# Explore NetCDF (*.nc) file

In [1]:
# Import packages
from pathlib import Path
import pandas as pd
import xarray as xr

## The `xarray` [dataset object](https://docs.xarray.dev/en/stable/generated/xarray.Dataset.html). 


In [5]:
# Set path to nc filed and import as an xarray dataset
nc_file = Path.cwd().parent/'data'/'raw'/'multi_reanal.partition.aoc_15m.197901.nc'
ds = xr.open_dataset(nc_file)
ds

### The components of an `xarray` dataset object:
### ➡️Dimensions
Dimensions define the axes or coordinate lengths that structure the dataset.
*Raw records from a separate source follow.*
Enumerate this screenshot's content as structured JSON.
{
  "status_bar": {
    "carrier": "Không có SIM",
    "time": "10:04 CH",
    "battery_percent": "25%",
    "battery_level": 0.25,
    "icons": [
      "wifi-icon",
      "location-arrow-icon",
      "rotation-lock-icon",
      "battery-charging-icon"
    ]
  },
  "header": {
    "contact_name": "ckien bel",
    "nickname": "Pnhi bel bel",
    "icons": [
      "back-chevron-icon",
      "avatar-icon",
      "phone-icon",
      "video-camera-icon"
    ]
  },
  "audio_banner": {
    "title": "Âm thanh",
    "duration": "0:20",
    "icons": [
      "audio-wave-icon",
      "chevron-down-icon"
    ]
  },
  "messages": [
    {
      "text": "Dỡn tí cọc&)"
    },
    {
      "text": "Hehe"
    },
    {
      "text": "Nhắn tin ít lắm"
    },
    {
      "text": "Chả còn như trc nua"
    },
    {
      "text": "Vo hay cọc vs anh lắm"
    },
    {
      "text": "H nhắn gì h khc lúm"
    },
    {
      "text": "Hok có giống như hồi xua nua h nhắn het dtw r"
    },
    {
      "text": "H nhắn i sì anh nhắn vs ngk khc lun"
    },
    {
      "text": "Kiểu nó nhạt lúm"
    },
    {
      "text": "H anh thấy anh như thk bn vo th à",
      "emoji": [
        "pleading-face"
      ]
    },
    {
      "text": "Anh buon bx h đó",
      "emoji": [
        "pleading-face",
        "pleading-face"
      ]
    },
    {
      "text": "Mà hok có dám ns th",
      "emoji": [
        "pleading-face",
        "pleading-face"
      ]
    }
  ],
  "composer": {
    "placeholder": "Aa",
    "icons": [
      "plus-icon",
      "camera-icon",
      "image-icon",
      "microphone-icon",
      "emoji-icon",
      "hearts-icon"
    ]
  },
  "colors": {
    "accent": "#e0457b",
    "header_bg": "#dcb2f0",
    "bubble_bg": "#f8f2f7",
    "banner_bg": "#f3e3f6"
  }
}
They describe how data is organized — e.g., time, space, or ensemble members. 

The results above indicate:
* There are **745 time steps** (`date: 745`)
* Each time step includes data for **1694 spatial gridpoints** (`gridpoint: 1694`)
*  Each gridpoint is associated with **12 partitions** or 12 measurements (`partitions: 12`)

> Dimensions are the *axes of a multidimensional spreadsheet*.

### ➡️Data Variables
Data variables are the core measured or modeled quantities — the actual “data fields” stored along the dataset’s dimensions.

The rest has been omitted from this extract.